The notion of the anthropomorphic God is the single greatest intellectual crime in the past 2,500 years. Worshipping the Old Testament God is little more than a hangover from polytheism. According to the Old Testament, Moses received the Ten Commandments from God on Sinai but smashed them when he saw his people dancing around a golden calf. Many religious people think they're on the mountain with Moses when they're actually on the ground dancing around a statue -- or, in this case, an invisible idol. Religion, as popularly discussed and understood in our culture, is virtual idolatry. Monotheism with a polytheistic mindset.

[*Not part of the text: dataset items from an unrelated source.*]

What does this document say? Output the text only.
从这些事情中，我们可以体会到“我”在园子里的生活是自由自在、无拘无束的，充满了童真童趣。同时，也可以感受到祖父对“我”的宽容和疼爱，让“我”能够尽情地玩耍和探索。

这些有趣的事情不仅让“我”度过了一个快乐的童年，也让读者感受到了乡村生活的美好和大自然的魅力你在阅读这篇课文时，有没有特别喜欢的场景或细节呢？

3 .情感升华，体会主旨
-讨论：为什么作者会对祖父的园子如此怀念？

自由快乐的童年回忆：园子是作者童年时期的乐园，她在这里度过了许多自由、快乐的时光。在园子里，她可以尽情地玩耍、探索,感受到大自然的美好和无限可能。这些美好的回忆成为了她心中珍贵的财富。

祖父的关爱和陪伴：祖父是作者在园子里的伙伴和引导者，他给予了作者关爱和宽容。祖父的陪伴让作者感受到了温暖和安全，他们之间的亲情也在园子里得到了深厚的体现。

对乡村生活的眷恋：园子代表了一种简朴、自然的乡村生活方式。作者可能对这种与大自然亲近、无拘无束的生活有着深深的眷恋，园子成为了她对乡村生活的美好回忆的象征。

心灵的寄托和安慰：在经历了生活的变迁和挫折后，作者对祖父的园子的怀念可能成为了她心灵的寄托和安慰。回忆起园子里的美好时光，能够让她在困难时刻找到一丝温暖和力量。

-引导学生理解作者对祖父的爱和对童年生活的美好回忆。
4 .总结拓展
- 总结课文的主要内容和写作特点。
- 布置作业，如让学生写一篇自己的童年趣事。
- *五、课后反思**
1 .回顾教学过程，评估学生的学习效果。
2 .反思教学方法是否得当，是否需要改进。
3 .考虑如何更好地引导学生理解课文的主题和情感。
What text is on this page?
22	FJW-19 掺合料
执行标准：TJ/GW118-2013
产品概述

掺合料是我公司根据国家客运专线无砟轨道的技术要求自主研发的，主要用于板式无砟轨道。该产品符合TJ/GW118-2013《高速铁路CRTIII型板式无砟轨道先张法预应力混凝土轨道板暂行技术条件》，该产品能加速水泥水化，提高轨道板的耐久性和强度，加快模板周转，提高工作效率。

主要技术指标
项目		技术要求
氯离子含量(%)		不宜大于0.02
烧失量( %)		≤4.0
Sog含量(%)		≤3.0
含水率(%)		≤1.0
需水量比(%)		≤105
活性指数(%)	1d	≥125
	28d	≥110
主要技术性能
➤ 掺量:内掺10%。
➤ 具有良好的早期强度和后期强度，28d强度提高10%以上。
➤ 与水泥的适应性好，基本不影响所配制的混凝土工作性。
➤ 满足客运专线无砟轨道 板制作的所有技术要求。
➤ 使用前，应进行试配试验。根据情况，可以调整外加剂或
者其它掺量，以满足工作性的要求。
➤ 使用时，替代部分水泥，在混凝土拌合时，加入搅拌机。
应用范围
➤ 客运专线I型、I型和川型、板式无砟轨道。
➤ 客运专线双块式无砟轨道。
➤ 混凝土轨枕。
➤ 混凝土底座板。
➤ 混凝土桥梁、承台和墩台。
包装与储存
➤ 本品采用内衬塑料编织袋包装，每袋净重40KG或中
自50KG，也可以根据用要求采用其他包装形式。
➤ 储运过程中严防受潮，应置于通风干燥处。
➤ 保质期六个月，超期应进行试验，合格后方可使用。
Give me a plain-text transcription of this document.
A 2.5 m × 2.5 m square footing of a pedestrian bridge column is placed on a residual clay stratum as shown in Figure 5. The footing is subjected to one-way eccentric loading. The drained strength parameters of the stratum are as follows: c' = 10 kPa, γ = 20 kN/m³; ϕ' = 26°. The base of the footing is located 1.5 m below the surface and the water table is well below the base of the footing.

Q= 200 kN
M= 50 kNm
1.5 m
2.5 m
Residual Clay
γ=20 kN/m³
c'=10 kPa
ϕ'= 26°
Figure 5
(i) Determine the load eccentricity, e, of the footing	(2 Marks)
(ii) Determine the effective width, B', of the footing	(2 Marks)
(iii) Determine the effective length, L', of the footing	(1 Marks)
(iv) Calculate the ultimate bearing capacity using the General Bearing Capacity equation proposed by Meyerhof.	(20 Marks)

Chronologically this may be the 21st century, but intellectually it's the Middle Ages. What passes for religion is occasionally primitive, laughable and, on occasion, lethal: politicians claiming global warming isn't real because "God's still up there"; people flocking to psychics who claim they can hook them up with the dead, as if the dead were actually somewhere waiting to get online, like Skype for the recently departed; people murdering abortion doctors in defense of the sanctity of life; and so-called religious leaders hawking the notion that a Mercedes in the driveway of your McMansion is God's reward for a pious life. Only in America could we unite the two things we worship: God and money.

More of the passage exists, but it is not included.